Any firefighter will explain that the time to prepare for an emergency is
before
the house catches on fire. Install smoke detectors, get the oily rags out of the garage, run through a practice fire drill—and do it now, when there is no smoke in the air. The same advice should hold for financial protection. In the same spirit as a fire drill for home safety, the clever parent should run her own financial fire drill.
A financial fire drill should pose three questions:
1. Can your family survive without one income?
If your family is like the average two-income family, then you face a one in sixteen chance that in any given year, at least one of you will lose your job.
1
If you are a single parent, you actually face smaller odds of a layoff (because there is only one person at work), but the consequence of a job loss can be even worse if that sole income disappears. In either case, the litmus test is the same: Can you survive for six months without one of the incomes that you currently rely on? If you are a married couple with only one earner, then the question is easier: Could the stay-at-home parent enter the job market if something happened to the primary breadwinner? Regardless of your group, if the answer is no, then it’s time for some disaster planning.
2. Can you downshift the fixed expenses?
If you are having trouble making ends meet, the average financial planning book advises you to “pass up those impulse purchases or another dinner out” so that you can save more and get out of debt.
2
But the experts have it exactly wrong. If you eliminate all the treats now, while times are good, then where will you cut back when a real financial crisis appears?

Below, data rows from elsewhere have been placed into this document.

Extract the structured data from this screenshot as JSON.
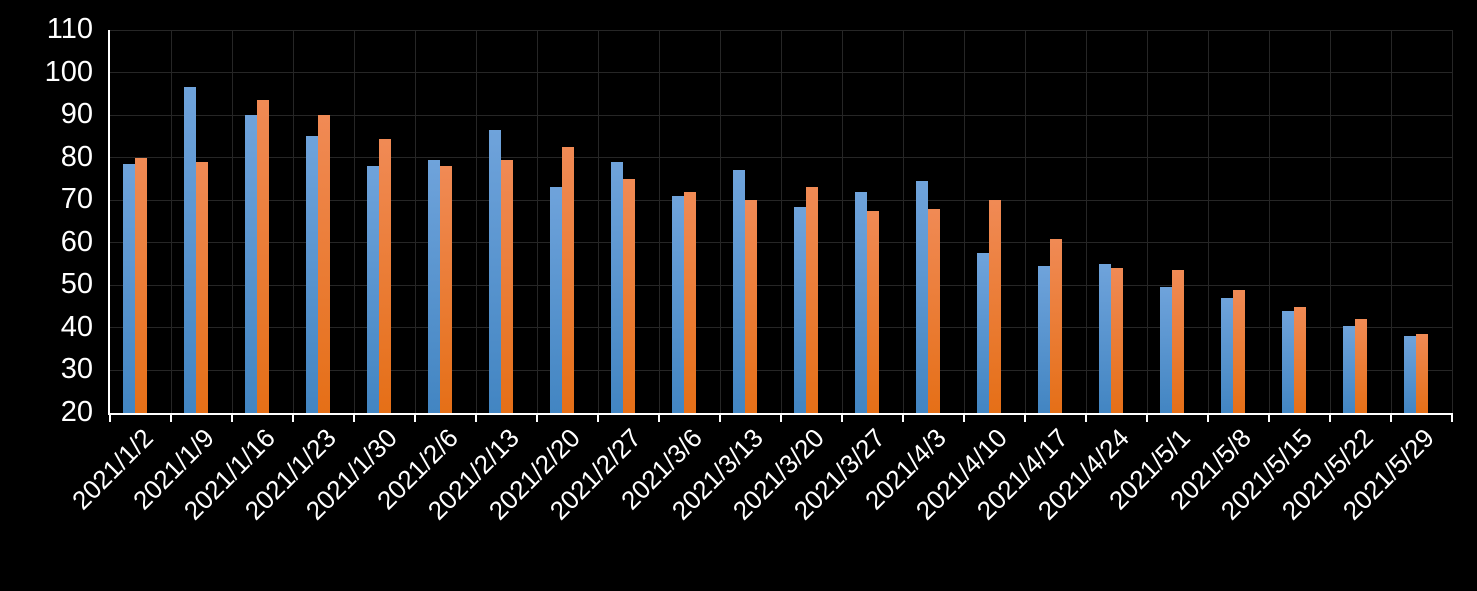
{
  "chart_data": {
    "type": "bar",
    "title": "",
    "legend_position": "none",
    "grid": true,
    "categories": [
      "2021/1/2",
      "2021/1/9",
      "2021/1/16",
      "2021/1/23",
      "2021/1/30",
      "2021/2/6",
      "2021/2/13",
      "2021/2/20",
      "2021/2/27",
      "2021/3/6",
      "2021/3/13",
      "2021/3/20",
      "2021/3/27",
      "2021/4/3",
      "2021/4/10",
      "2021/4/17",
      "2021/4/24",
      "2021/5/1",
      "2021/5/8",
      "2021/5/15",
      "2021/5/22",
      "2021/5/29"
    ],
    "series": [
      {
        "name": "blue-series",
        "color_top": "#6FA3DB",
        "color_bottom": "#4285C2",
        "values": [
          78.5,
          96.5,
          90,
          85,
          78,
          79.5,
          86.5,
          73,
          79,
          71,
          77,
          68.5,
          72,
          74.5,
          57.5,
          54.5,
          55,
          49.5,
          47,
          44,
          40.5,
          38
        ]
      },
      {
        "name": "orange-series",
        "color_top": "#F08A55",
        "color_bottom": "#E56F17",
        "values": [
          80,
          79,
          93.5,
          90,
          84.5,
          78,
          79.5,
          82.5,
          75,
          72,
          70,
          73,
          67.5,
          68,
          70,
          61,
          54,
          53.5,
          49,
          45,
          42,
          38.5
        ]
      }
    ],
    "xlabel": "",
    "ylabel": "",
    "ylim": [
      20,
      110
    ],
    "yticks": [
      110,
      100,
      90,
      80,
      70,
      60,
      50,
      40,
      30,
      20
    ],
    "colors": {
      "background": "#000000",
      "gridline": "#262626",
      "axis_line": "#FFFFFF",
      "tick_label": "#FFFFFF"
    }
  }
}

Take another look at your budget. If you are feeling squeezed during ordinary times, it is likely that you have a much bigger problem than an occasional dinner at the Olive Garden. You have a problem with your fixed costs.
Now is the time to take a hard look at the necessities, not the frills. If you’re having a difficult time making ends meet, think about lowering your fixed expenses. Can you manage a few more years without a new car? Can you sign up for the lower-cost HMO, even if that
means shifting the kids to a different pediatrician? Would your toddler be all right in a less expensive preschool? And, toughest of all, should you move to a cheaper house, one you can manage on a smaller mortgage? These are obviously difficult decisions for any family. But it is better to confront them now, when you have time and flexibility to make reasonable choices, rather than later, when the creditors are calling and your back is to the wall.
Lurking in these words is a piece of corollary advice to the family shopping for a home:
Don’t stretch yourself to buy a house you can’t afford
. If the only way you can meet the mortgage payments for your dream home is to tighten your belt and commit both incomes, don’t do it. The fact that you have been approved for a mortgage is no guarantee that you can actually afford it. As painful as it may be, it is wiser to rent for a few more years or to buy a smaller home. That oversized mortgage will leave you with no room for error, no cash for even minor emergencies—let alone a real disaster.
There is a silver lining to all this abstemious advice.
It is okay to splurge on extras
. Never mind the dour looks from the Over-Consumption camp. So long as you are staying out of debt and putting something away in savings, you should feel free to buy the kids a new pair of Nikes or treat yourself to a night on the town. If the tough times come, you can drop those expenditures in a heartbeat. As long as your fixed expenses are low enough that you can manage during a crisis, then you can count yourself secure enough to go ahead and have some fun.